Fieber weg. besser. nur noch Kopfweh. gut jetzt? Arzt rief an und wollte wissen. alle anderen hatten bisher auch auf die zweite Gabe heftiger reagiert als auf die erste. (außer in Amerika offensichtlich!) Dass etwas stattfindet steht außer Frage. aber wie würde mein Immunsystem dann auf die echte Corona reagieren, wenn es schon auf die selbstgebastelte Fake-Corona Marke Eigenbau meines Körpers reagiert?

6.Juni

Auszeit!? gestern kam dann noch die Nachricht, dass unser ursprünglicher Auftrag (unsere Theaterform im Gazastreifen einzuführen) möglicherweise dennoch zu retten ist. Er schein zu stehen und zu fallen mit dem Auftraggeber, einem besonders weltoffenen und ausnahmsweise toleranten Kulturminister… – der aber vorzeitig sein Amt räumt. räumen muss? wer weiß. wir hatten sozusagen unser Zeitfenster, etwas wirklich großartiges und bisher nie dagewesenes zu etablieren in Gaza, zwischen Berlin und Gaza, verpasst.

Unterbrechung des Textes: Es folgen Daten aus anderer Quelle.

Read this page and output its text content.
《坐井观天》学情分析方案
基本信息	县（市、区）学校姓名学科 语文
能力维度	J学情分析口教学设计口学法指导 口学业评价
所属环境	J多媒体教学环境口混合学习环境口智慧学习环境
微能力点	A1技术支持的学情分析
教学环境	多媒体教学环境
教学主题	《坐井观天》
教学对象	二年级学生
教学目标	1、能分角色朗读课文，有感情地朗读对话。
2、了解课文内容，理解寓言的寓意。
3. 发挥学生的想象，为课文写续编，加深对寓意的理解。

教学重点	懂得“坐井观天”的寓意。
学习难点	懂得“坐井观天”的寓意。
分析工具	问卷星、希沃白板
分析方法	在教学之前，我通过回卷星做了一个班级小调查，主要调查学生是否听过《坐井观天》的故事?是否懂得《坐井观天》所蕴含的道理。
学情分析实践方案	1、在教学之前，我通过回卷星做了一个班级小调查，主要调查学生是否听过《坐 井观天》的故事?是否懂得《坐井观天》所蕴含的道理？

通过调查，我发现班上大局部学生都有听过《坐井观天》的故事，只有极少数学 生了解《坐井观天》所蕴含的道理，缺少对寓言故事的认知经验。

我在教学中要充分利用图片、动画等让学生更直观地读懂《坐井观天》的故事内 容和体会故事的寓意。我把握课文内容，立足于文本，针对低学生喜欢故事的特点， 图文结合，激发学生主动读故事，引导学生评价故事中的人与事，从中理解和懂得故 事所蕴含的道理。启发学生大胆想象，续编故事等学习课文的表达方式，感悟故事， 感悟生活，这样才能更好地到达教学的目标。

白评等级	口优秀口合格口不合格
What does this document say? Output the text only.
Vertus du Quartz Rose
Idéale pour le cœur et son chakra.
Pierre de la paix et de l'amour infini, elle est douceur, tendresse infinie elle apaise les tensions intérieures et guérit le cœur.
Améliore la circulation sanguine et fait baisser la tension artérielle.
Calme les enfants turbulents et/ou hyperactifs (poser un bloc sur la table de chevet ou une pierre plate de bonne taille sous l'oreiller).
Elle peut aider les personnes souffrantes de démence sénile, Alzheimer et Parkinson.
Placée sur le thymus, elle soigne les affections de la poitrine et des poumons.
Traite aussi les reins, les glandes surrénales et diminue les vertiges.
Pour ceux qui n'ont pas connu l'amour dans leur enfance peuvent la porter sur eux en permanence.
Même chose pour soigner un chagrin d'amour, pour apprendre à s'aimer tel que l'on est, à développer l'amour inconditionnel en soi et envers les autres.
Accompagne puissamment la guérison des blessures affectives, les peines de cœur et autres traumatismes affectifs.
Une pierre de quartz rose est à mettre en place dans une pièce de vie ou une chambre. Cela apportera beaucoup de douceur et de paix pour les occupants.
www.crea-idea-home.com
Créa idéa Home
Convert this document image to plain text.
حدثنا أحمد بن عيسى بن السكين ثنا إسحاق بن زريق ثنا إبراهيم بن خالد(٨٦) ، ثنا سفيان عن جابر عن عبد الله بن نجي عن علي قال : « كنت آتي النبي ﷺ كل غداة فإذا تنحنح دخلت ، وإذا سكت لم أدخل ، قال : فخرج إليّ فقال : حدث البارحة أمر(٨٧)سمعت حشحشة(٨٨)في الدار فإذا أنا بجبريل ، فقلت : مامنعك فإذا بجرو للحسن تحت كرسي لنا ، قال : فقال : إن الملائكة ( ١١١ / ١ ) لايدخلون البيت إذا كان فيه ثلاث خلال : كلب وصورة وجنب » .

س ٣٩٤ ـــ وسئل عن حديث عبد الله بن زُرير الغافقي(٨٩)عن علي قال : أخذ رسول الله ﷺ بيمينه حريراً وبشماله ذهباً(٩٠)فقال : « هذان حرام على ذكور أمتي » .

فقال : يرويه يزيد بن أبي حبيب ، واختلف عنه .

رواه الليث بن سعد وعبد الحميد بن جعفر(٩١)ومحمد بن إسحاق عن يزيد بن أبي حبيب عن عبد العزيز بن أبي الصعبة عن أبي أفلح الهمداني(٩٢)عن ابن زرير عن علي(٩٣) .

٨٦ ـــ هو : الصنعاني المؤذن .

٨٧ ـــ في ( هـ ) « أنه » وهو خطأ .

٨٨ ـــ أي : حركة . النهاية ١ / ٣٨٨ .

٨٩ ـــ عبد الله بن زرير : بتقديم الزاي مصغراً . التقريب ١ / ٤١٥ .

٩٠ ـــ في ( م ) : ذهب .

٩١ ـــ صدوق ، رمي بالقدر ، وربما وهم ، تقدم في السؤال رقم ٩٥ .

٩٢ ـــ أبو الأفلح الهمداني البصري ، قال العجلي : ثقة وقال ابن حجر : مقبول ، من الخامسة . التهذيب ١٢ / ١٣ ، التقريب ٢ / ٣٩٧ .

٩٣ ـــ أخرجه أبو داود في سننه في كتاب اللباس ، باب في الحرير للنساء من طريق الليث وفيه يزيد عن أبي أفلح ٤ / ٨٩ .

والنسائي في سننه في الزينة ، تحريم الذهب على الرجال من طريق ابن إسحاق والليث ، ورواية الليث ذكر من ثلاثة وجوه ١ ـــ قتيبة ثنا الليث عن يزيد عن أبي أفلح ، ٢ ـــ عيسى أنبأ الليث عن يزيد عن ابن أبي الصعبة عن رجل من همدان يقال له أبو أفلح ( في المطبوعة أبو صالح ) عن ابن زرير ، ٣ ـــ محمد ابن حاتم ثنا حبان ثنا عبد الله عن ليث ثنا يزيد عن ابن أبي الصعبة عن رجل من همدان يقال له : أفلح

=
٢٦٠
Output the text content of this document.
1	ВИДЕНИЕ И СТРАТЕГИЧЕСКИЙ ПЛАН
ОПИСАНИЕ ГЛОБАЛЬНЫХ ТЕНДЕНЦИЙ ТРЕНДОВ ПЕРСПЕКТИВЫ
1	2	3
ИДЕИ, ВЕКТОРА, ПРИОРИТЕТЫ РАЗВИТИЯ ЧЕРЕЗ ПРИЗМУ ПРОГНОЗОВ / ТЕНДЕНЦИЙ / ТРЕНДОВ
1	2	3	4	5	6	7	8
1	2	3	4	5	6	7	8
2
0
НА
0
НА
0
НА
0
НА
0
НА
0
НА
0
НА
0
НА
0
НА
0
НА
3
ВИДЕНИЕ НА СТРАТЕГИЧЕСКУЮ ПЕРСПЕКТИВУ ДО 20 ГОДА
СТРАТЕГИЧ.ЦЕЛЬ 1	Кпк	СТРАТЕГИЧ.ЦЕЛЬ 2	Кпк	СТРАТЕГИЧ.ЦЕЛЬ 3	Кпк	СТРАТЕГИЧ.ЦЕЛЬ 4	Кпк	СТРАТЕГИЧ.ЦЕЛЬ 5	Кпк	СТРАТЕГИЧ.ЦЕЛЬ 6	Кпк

Nun plötzlich ist dennoch Hoffnung: denn die Nachfolge im Ministerium – eine Frau!!! scheint ebenfalls interessiert zu sein an dem Projekt. Ja, ich weiß, ich sprach gerade eben noch von Auszeit. die hätte ich dann nach meiner Einreise in Gaza. 21 Tage in Quarantäne wäre ich dann vor Ort und könnte ebenso wie jetzt mit unseren Kooperationspartnern nur via Internet kommunizieren. Seltsame Vorstellung. vielleicht gut. in jedem Fall die interessanteste Art von Auszeit, die ich mir gerade vorstellen kann.

10. Juni

Nachuntersuchung. Blutabnahme. bin heute die einzige auf dre Station, weil es einen Fehler in der Terminansage gegeben hatte. im Plan stand der 10. auf einmal sollte es der 9. sein. da konnte ich aber nicht. Eher zufällig war das dem Pfleger mit dem schönen Namen aufgefallen. So beruhigend es ist, dass auch andere Leute Probleme haben mit dem Erstellen von “Probenplänen”, so merkwürdig finde ich es aber doch, dass die Studie hier so schlampig ist. zuerst muß alles auf die Minute eingetaktet sein, und dann irrt man sich im Tag? Blutabnahme quälend langsam. möglicherweise bin ich noch nicht wach, mein Blut fließt zäh. Prompt schämt man sich. die Ärzte und pfleger weil es so langwierig ist, das täte ihnen leid, ich weil meine Venen so schlecht sind. Austausch von Höflichkeiten. Beteuerungen, wie leid es einem tut. Versicherungen, das sei doch kein Problem. alle sind freundlich, alles machen es gut. Am Ende fühlt man sich aber doch wie der Mohr der seine Schuldigkeit getan hat und gehen kann. Brotbeutel in die Hand gedrückt mit allen varianten von Plastikwaren, die man auf Brötchen nicht schmieren kann, wenn man kein Meesser hat. Freundliche Schwester erst ratlos, weil ich nach Platz frage, wo ich das essen kann, dann gebraucht sie ihren gesunden Menschenverstand und sgat, es sei bestimmt okay, wenn ich mich in die Cafeteria setze. Ich ahne daß es nicht okay ist, aber habe so großen Hunger, daß es mir egal ist. Küchendrachen kommt, als ich fast fertig bin. na ja Drachen ist vielleicht nicht nett gesagt. sie nimmt sich höflich zusammen, ob die Schwester P. mir dies erlaubt habe: hier zu sitzen und zu essen. Es ist eine rethorische Frage. Sie fragt es noch höflich, aber wäre sie ein Drachen stiegen jetzt schon rußige Qualmwölkchen aus ihrer Nase. Der Beutelinhalt sei für zuhause bestimmt. Nicht zum Hier-Essen! – Streit. weil ich den Plastikbeutel jetzt wirklich als Ohrfeige empfinde. Ich bin seit sechs wach, jetzt ist es nach zehn. ich muß noch 40 Minuten Motorrad fahren. Jetzt habe ich Hunger! Vom Tee oder Kaffee den ich hjetzt eigentlich brauche, ganz zu schweigen.Nicht mal draußen vor der Tür, kann man den Beutelinhalt essen, weil man kein Messer hat un keinen Löffel für den Joghurt.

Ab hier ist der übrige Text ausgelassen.